Perjanjian Renville dilakukan pada tanggal 8 Desember 1947 dengan diwakili oleh masing-masing negara. Delegasi dari Indonesia diwakilkan oleh Amir Syarifuddin, Ali Sastroamidjojo, Haji Agus Salim, Dr. Johannes Leimena. Sedangkan dari Belanda diwakilkan oleh R. Abdul Kadir Wijoyoatmojo.

Hasil Perjanjian Renville membuat Indonesia semakin dirugikan terutama dari segi wilayah. Wilayah Indonesia semakin sempit dibandingkan dari hasil perjanjian Linggarjati. Meskipun, hasil ini sudah diduga sebelumnya.
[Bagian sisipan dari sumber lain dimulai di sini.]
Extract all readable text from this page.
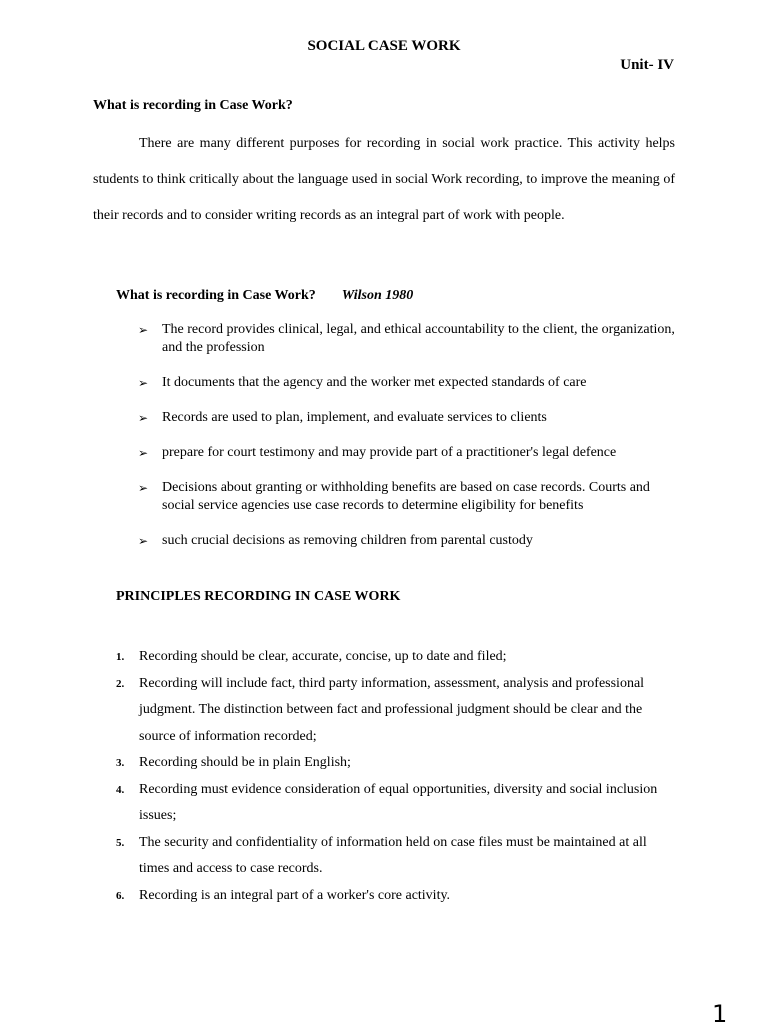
SOCIAL CASE WORK
Unit- IV
What is recording in Case Work?

There are many different purposes for recording in social work practice. This activity helps students to think critically about the language used in social Work recording, to improve the meaning of their records and to consider writing records as an integral part of work with people.

What is recording in Case Work? Wilson 1980
➢ The record provides clinical, legal, and ethical accountability to the client, the organization, and the profession
➢ It documents that the agency and the worker met expected standards of care
➢ Records are used to plan, implement, and evaluate services to clients
➢ prepare for court testimony and may provide part of a practitioner's legal defence
➢ Decisions about granting or withholding benefits are based on case records. Courts and social service agencies use case records to determine eligibility for benefits
➢ such crucial decisions as removing children from parental custody
PRINCIPLES RECORDING IN CASE WORK
1. Recording should be clear, accurate, concise, up to date and filed;
2. Recording will include fact, third party information, assessment, analysis and professional judgment. The distinction between fact and professional judgment should be clear and the source of information recorded;
3. Recording should be in plain English;
4. Recording must evidence consideration of equal opportunities, diversity and social inclusion issues;
5. The security and confidentiality of information held on case files must be maintained at all times and access to case records.
6. Recording is an integral part of a worker's core activity.
1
Namun, perjanjian renville harus tetap dilaksanakan dari pada terjadi agresi militer yang kedua dan menyebabkan banyak kerugian dan korban jiwa.

Berikut ini para tokoh yang terlibat dari perjanjian renville baik dari Indonesia dan Belanda.

1. Mr. Amir Syarifuddin Harahap

Mr Amir Syarifuddin Harahap, Tokoh Perjanjian Renville

Mr Amir Syarifuddin Harahap merupakan ketua delegasi Indonesia pada perjanjian Renville. Ia berasal dari keluarga bangsawan. Kakeknya adalah seorang Jaksa di Tapanuli, begitupun dengan ayahnya yang juga seorang Jaksa di Medan. Sejak lahir Amir berada dalam lingkungan keluarga intelektual.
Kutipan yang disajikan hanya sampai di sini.